Comme l’explique Joanna, qui appartient à la communauté afro-canadienne : « On ne m’a pas enseigné la contribution de ma communauté; je ne me suis jamais retrouvée dans mes cours d’histoire. Je suis en mesure d’apporter un point de vue à une communauté hégémonique qui n’a peut-être vu l’histoire que sous un certain angle : celui de la culture dominante ». Joanna croit que ces ressources, pour ses élèves « majoritairement blancs, … enrichissent leur conscience critique et sociopolitique. »
Joanna souligne également que le programme-cadre peut tenir compte des différences culturelles dans le choix de la matière, mais aussi dans le choix de l’approche d’enseignement et d’évaluation. Elle ajoute que « le cours d’études micmaques est axé sur la recherche », ce qui permet aux élèves de « trouver un sens personnel à la matière enseignée et d’établir des liens avec les histoires que nous voyons ». En outre, l’enseignement des « études micmaques montre qu’il existe diverses façons d’exprimer la connaissance et le savoir ». Pour Joanna, cette approche consiste à découvrir des histoires orales et à « donner [aux] élèves la possibilité de montrer ce qu’ils ont appris d’une manière qui leur convient et qui leur permet d’utiliser une approche à double point de vue pour exprimer leurs connaissances ». Cette approche double consiste à voir le monde à travers les savoirs et les visions des Occidentaux et des Autochtones.
Engagement civique
Joanna utilise des points de vue historiques en classe pour mettre en contexte les enjeux sociaux présents dans les communautés des élèves et pour renforcer la capacité des élèves d’être des acteurs sociaux dans le cadre d’activités pratiques.
En ce qui concerne la volonté d’engagement des élèves, Joanna mentionne ceci : « Ce que je peux espérer en tant qu’enseignante, c’est de créer chez mes élèves le sentiment que leur voix compte, elle aussi ». Elle espère qu’en abordant des enjeux communautaires, les élèves verront qu’ils « peuvent contribuer à changer [leur] situation ou celle des autres simplement en investissant leur temps, leur voix et leurs idées ». À ce sujet, Joanna dit que l’enseignement de l’histoire vise à « former des citoyens qui vont dans le monde et veulent le rendre meilleur ».
Joanna et les élèves ont regardé le documentaire There’s Something in the Water, qui s’appuie sur les recherches d’Ingrid Waldron.

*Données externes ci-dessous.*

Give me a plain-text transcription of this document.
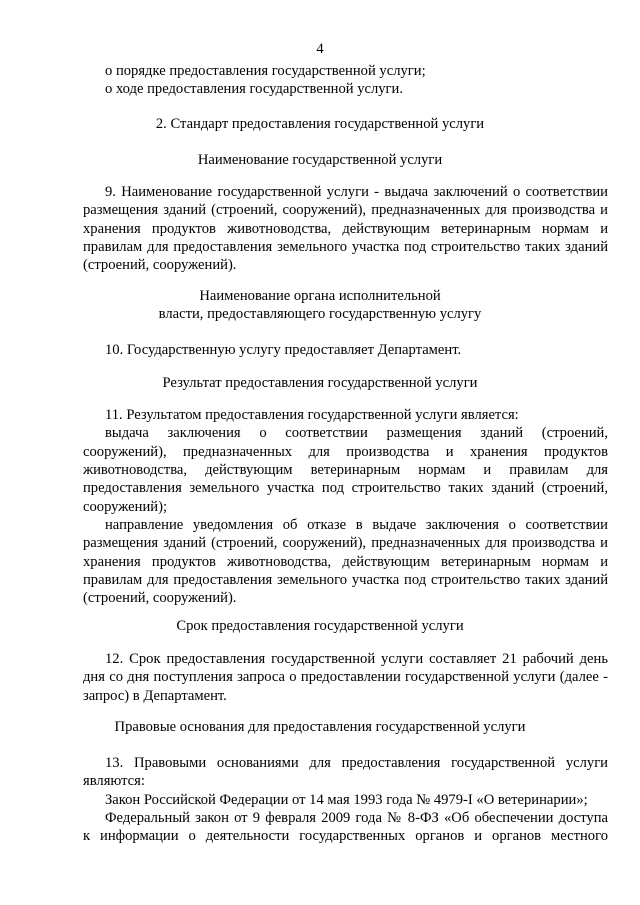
4
о порядке предоставления государственной услуги;
о ходе предоставления государственной услуги.
2. Стандарт предоставления государственной услуги
Наименование государственной услуги
9. Наименование государственной услуги - выдача заключений о соответствии
размещения зданий (строений, сооружений), предназначенных для производства и
хранения продуктов животноводства, действующим ветеринарным нормам и
правилам для предоставления земельного участка под строительство таких зданий
(строений, сооружений).
Наименование органа исполнительной
власти, предоставляющего государственную услугу
10. Государственную услугу предоставляет Департамент.
Результат предоставления государственной услуги
11. Результатом предоставления государственной услуги является:
выдача заключения о соответствии размещения зданий (строений,
сооружений), предназначенных для производства и хранения продуктов
животноводства, действующим ветеринарным нормам и правилам для
предоставления земельного участка под строительство таких зданий (строений,
сооружений);
направление уведомления об отказе в выдаче заключения о соответствии
размещения зданий (строений, сооружений), предназначенных для производства и
хранения продуктов животноводства, действующим ветеринарным нормам и
правилам для предоставления земельного участка под строительство таких зданий
(строений, сооружений).
Срок предоставления государственной услуги
12. Срок предоставления государственной услуги составляет 21 рабочий день
дня со дня поступления запроса о предоставлении государственной услуги (далее -
запрос) в Департамент.
Правовые основания для предоставления государственной услуги
13. Правовыми основаниями для предоставления государственной услуги
являются:
Закон Российской Федерации от 14 мая 1993 года № 4979-I «О ветеринарии»;
Федеральный закон от 9 февраля 2009 года № 8-ФЗ «Об обеспечении доступа
к информации о деятельности государственных органов и органов местного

La proximité de l’une des communautés présentées, Shelburne, donne l’occasion « aux élèves de voir une communauté, au sein même de leur milieu de vie, qui est confrontée au racisme environnemental… l’histoire devient alors réelle pour eux ». À la suite du visionnement, Joanna a mis les élèves en contact avec l’un des organismes concernés qui a déclaré que, depuis le film, « il ne s’est pas passé grand-chose », ce qui confirme l’un des symptômes du racisme environnemental : la lenteur de l’action. Les élèves ont pris conscience de leur responsabilité envers leur communauté voisine et ont voulu agir, demandant : « Que voulez-vous dire, il ne s’est rien passé? Comment pouvons-nous aider à résoudre ce problème? »
Joanna demande aux élèves de réfléchir à une forme d’engagement civique qui peut aller au-delà de leurs propres expériences vécues. Elle explique qu’elle a donné aux élèves un devoir qui portait sur la Commission de vérité et réconciliation (CVR) et qui consistait en « un article de réflexion sur nos responsabilités à l’égard de la CVR en tant que citoyens ». Joanna croit que cette approche incarne ce qu’elle essaie d’enseigner à ses élèves, soit de « bien représenter l’histoire du Canada afin que nous puissions l’intégrer et faire en sorte de créer un avenir meilleur ».